Era, pues, con demasiada razón que la señora Latour-Mesnil se preocupaba de casar bien a su hija. Pero lo que una mujer honesta y espiritual como ella, entendía por casar bien a su hija, sería difícil concebirlo, si no se viese todos los días que las experiencias personales más dolorosas, el amor maternal más verdadero, el espíritu más delicado y aun la piedad más acendrada, no bastan para enseñar a una madre la diferencia que existe entre un bello casamiento y uno bueno. Puede al mismo tiempo hacerse lo uno y lo otro y es seguramente lo mejor; pero hay que cuidarse mucho, porque sucede con frecuencia que un bello casamiento es todo lo contrario de un buen casamiento, porque deslumbra y por consiguiente enceguece.

Un bello casamiento para una joven que, como la señorita Latour-Mesnil, debía llevar quinientos mil francos de dote, constituye tres o cuatro millones. Verdaderamente, parece que una mujer puede ser feliz con menos. Pero en fin, confesarase que es difícil rehusar cuatro millones cuando se ofrecen. Así, pues, en 1870 el barón Maurescamp ofreció seis o siete a la señorita Latour-Mesnil por intermedio de una amiga que había sido su querida, pero que era una buena mujer.

La señora Latour-Mesnil contestó con la dignidad conveniente, que la proposición la lisonjeaba, y que sólo pedía algunos días para reflexionar y tomar informes.

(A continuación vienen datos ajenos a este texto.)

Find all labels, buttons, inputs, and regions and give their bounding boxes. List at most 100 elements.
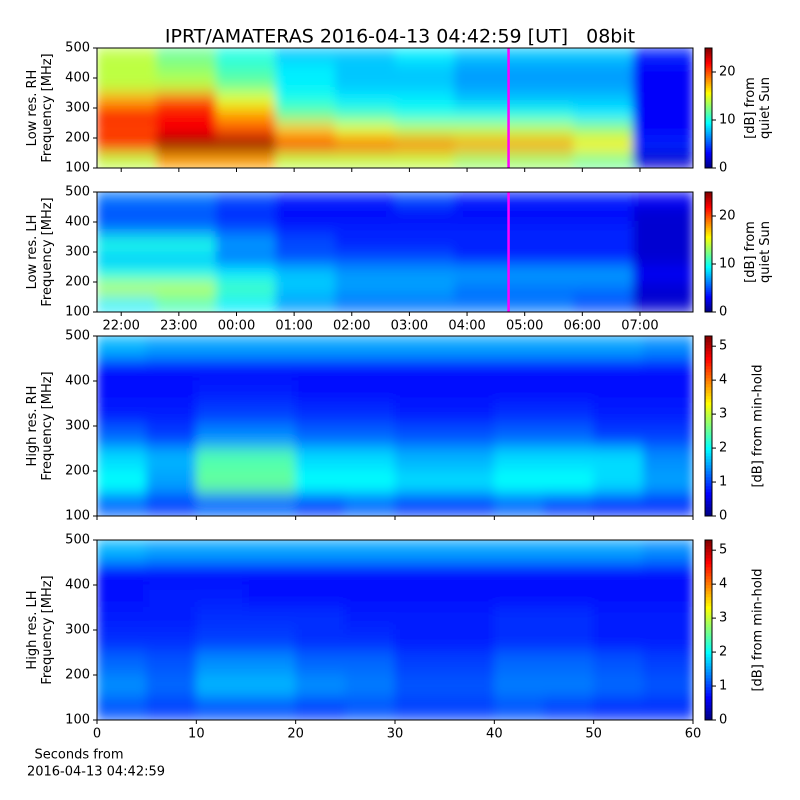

Pero así que la embajadora hubo salido, salió corriendo en busca de su hija, la estrechó contra su corazón y se echó a llorar.

—¿Un marido, entonces?—dijo Juana, fijando en su madre su mirada de fuego.

La madre hizo un gesto afirmativo.

—¿Quién es ese señor?—replicó Juana.

—El señor de Maurescamp...; mira, hijita mía, ésta es demasiada felicidad...

Habituada a creer a su madre infalible y viéndola tan feliz, la señorita Juana no tardó en serlo también, y las dos pobres criaturas mezclaron por largo rato sus besos y sus lágrimas.

Durante los ocho días que se siguieron y que la señora Latour-Mesnil creyó consagrar a una investigación minuciosa sobre la persona de Maurescamp, su verdadera ocupación no fue otra que la de cerrar los ojos y los oídos, para que no la despertasen de su sueño. Recibió, además, de su familia y amigos tan entusiastas felicitaciones con motivo de tan magnífica alianza, y vio tantos celos y enojos en los ojos de las otras madres rivales, que tuvo suficiente motivo para fortificarse en su determinación. El señor de Maurescamp fue, pues, aceptado.

Otros matrimonios más ridículos se hacen; por ejemplo, aquéllos que se arreglan en una entrevista única en un palco de la Opera, entre dos desconocidos que después se conocerán demasiado. Al menos, la señora Latour-Mesnil y su hija habían encontrado muchas veces en los salones al señor de Maurescamp; no era de sus íntimos, pero le habían visto aquí y allá, en el teatro, en el bosque: sabían cómo se llamaba, y conocían sus caballos. Esto era algo.